Mário Boechat
08/06/2016
07:50
Guangzhou (CHN)

A boa dupla de ataque com o atacante Fred, no Fluminense, rendeu propostas para Alan, então com pouco mais de 20 anos de idade. Uma delas foi aceita pelo jovem, que se transferiu para o Red Bull Salzburg, da Áustria. O jogador teve um começo difícil na equipe, mas logo ganhou protagonismo - mesmo com uma séria lesão no joelho - e foi cogitado para jogar na seleção do país.

No entanto, segundo o brasileiro, seis meses foram suficientes para ele não atuar pela Áustria. Isso porque ele ficou quatro anos e meio atuando no Red Bull Salzburg e, com cinco, estaria apto a adquirir o passaporte europeu. Mas aceitou a proposta do Guangzhou Evergrande e acabou deixando o país.

- No começo, foi muito difícil. Primeiro pela língua, que é totalmente diferente. Minha adaptação foi muito difícil, nos primeiros seis meses quase não joguei, o frio no começo me atrapalhou bastante. Por pouco não me tornei um cidadão austríaco. Por mais seis meses eu pegaria o passaporte europeu. A princípio, só faria o passaporte para jogar pela seleção. Tudo começou por um convite deles e por isso aceitei fazer o passaporte. Mas faltaram seis meses e eu não consegui por ter aceitado a proposta para jogar na China.

Durante este período, uma lesão grave no joelho direito tirou o jogador dos campos por quase um ano e meio. Alan revelou que temeu pelo futuro de sua carreira.

- A minha volta após a grave lesão que eu tive foi muito importante, pois muita gente duvidou que eu voltaria a jogar.

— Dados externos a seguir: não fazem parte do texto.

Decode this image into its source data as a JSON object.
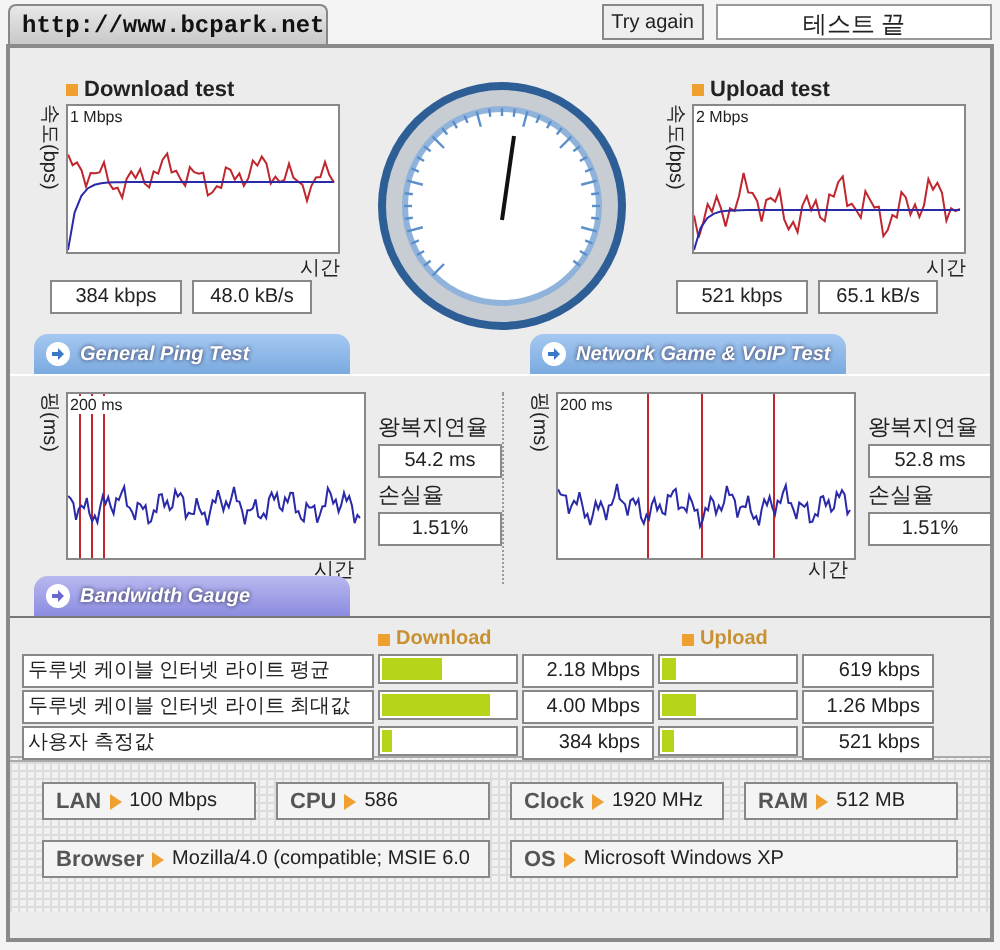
{
  "site_tab": "http://www.bcpark.net",
  "try_again": "Try again",
  "status": "테스트 끝",
  "speed_tests": [
    {
      "title": "Download test",
      "scale": "1 Mbps",
      "y_axis": "속도(bps)",
      "x_axis": "시간",
      "readings": [
        "384 kbps",
        "48.0 kB/s"
      ]
    },
    {
      "title": "Upload test",
      "scale": "2 Mbps",
      "y_axis": "속도(bps)",
      "x_axis": "시간",
      "readings": [
        "521 kbps",
        "65.1 kB/s"
      ]
    }
  ],
  "section_tabs": [
    "General Ping Test",
    "Network Game & VoIP Test"
  ],
  "ping_panels": [
    {
      "scale": "200 ms",
      "y_axis": "핑(ms)",
      "x_axis": "시간",
      "latency_label": "왕복지연율",
      "latency": "54.2 ms",
      "loss_label": "손실율",
      "loss": "1.51%"
    },
    {
      "scale": "200 ms",
      "y_axis": "핑(ms)",
      "x_axis": "시간",
      "latency_label": "왕복지연율",
      "latency": "52.8 ms",
      "loss_label": "손실율",
      "loss": "1.51%"
    }
  ],
  "bandwidth_tab": "Bandwidth Gauge",
  "bandwidth": {
    "download_header": "Download",
    "upload_header": "Upload",
    "rows": [
      {
        "label": "두루넷 케이블 인터넷 라이트 평균",
        "download": {
          "level": 0.46,
          "reading": "2.18 Mbps"
        },
        "upload": {
          "level": 0.11,
          "reading": "619 kbps"
        }
      },
      {
        "label": "두루넷 케이블 인터넷 라이트 최대값",
        "download": {
          "level": 0.82,
          "reading": "4.00 Mbps"
        },
        "upload": {
          "level": 0.26,
          "reading": "1.26 Mbps"
        }
      },
      {
        "label": "사용자 측정값",
        "download": {
          "level": 0.07,
          "reading": "384 kbps"
        },
        "upload": {
          "level": 0.09,
          "reading": "521 kbps"
        }
      }
    ]
  },
  "system_info": [
    [
      {
        "label": "LAN",
        "value": "100 Mbps"
      },
      {
        "label": "CPU",
        "value": "586"
      },
      {
        "label": "Clock",
        "value": "1920 MHz"
      },
      {
        "label": "RAM",
        "value": "512 MB"
      }
    ],
    [
      {
        "label": "Browser",
        "value": "Mozilla/4.0 (compatible; MSIE 6.0"
      },
      {
        "label": "OS",
        "value": "Microsoft Windows XP"
      }
    ]
  ]
}
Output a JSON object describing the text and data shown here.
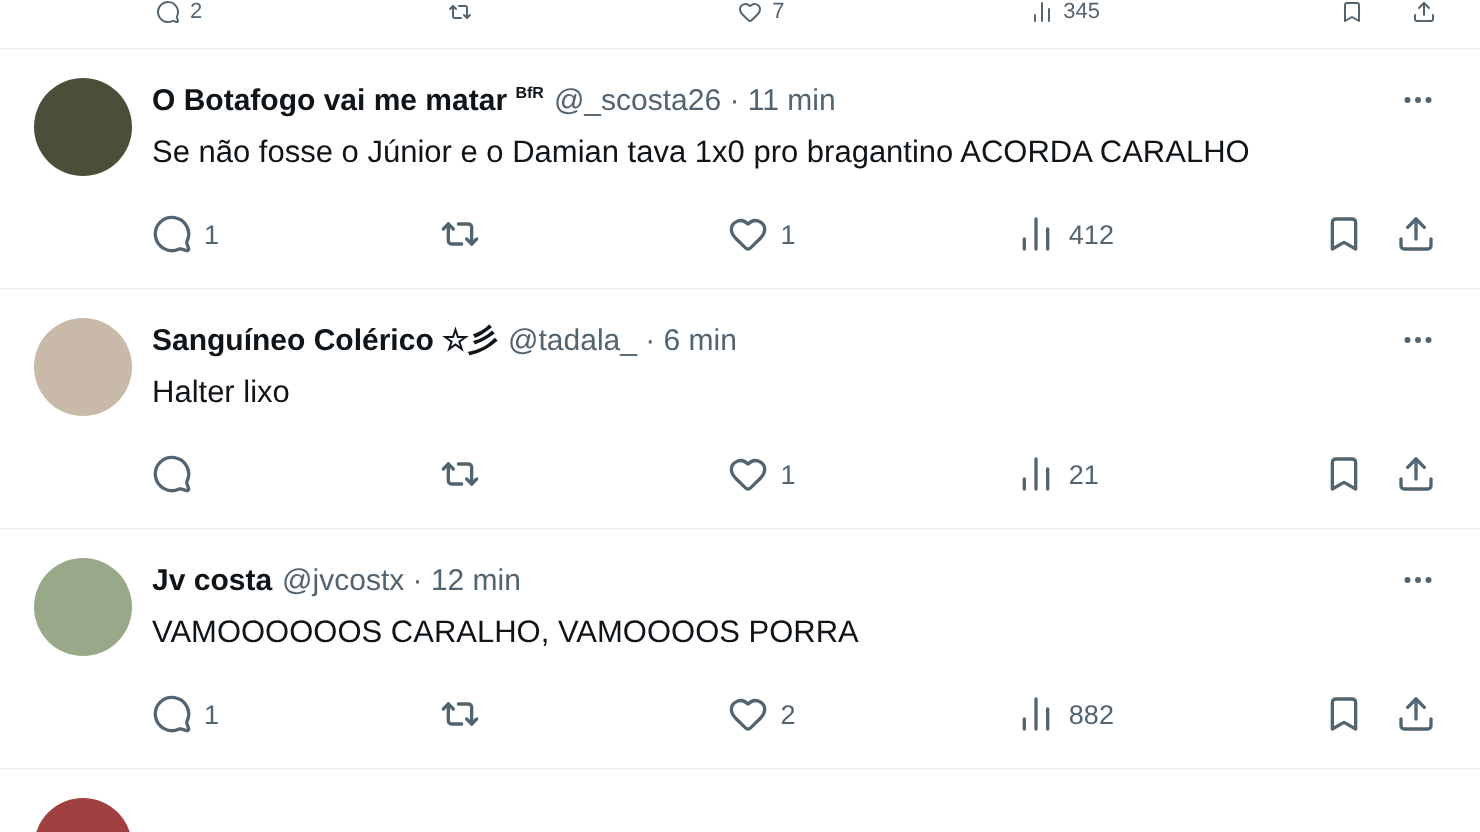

Tive uma lesão muito grave no joelho, que normalmente o jogador fica seis meses fora, mas eu fiquei um ano e cinco meses parado. Foi um momento muito difícil, no qual eu ouvi de muita gente que eu não voltaria mais a jogar. O meu retorno aos gramados foi muito marcante - disse o brasileiro, que foi artilheiro da Liga Europa na temporada 2014/15.

Alan - Red Bull
Alan foi artilheiro da Liga Europa (Foto: Reprodução/RB Salzburg)

Alan não teve a chance de jogar a fase de grupos da Liga dos Campeões. Em mais de uma oportunidade, o Red Bull bateu na trave, parando na última eliminatória. Para o jogador, é uma frustração não ter atuado no torneio. Mas o fato de ter ouvir o hino da competição já garante o ingresso.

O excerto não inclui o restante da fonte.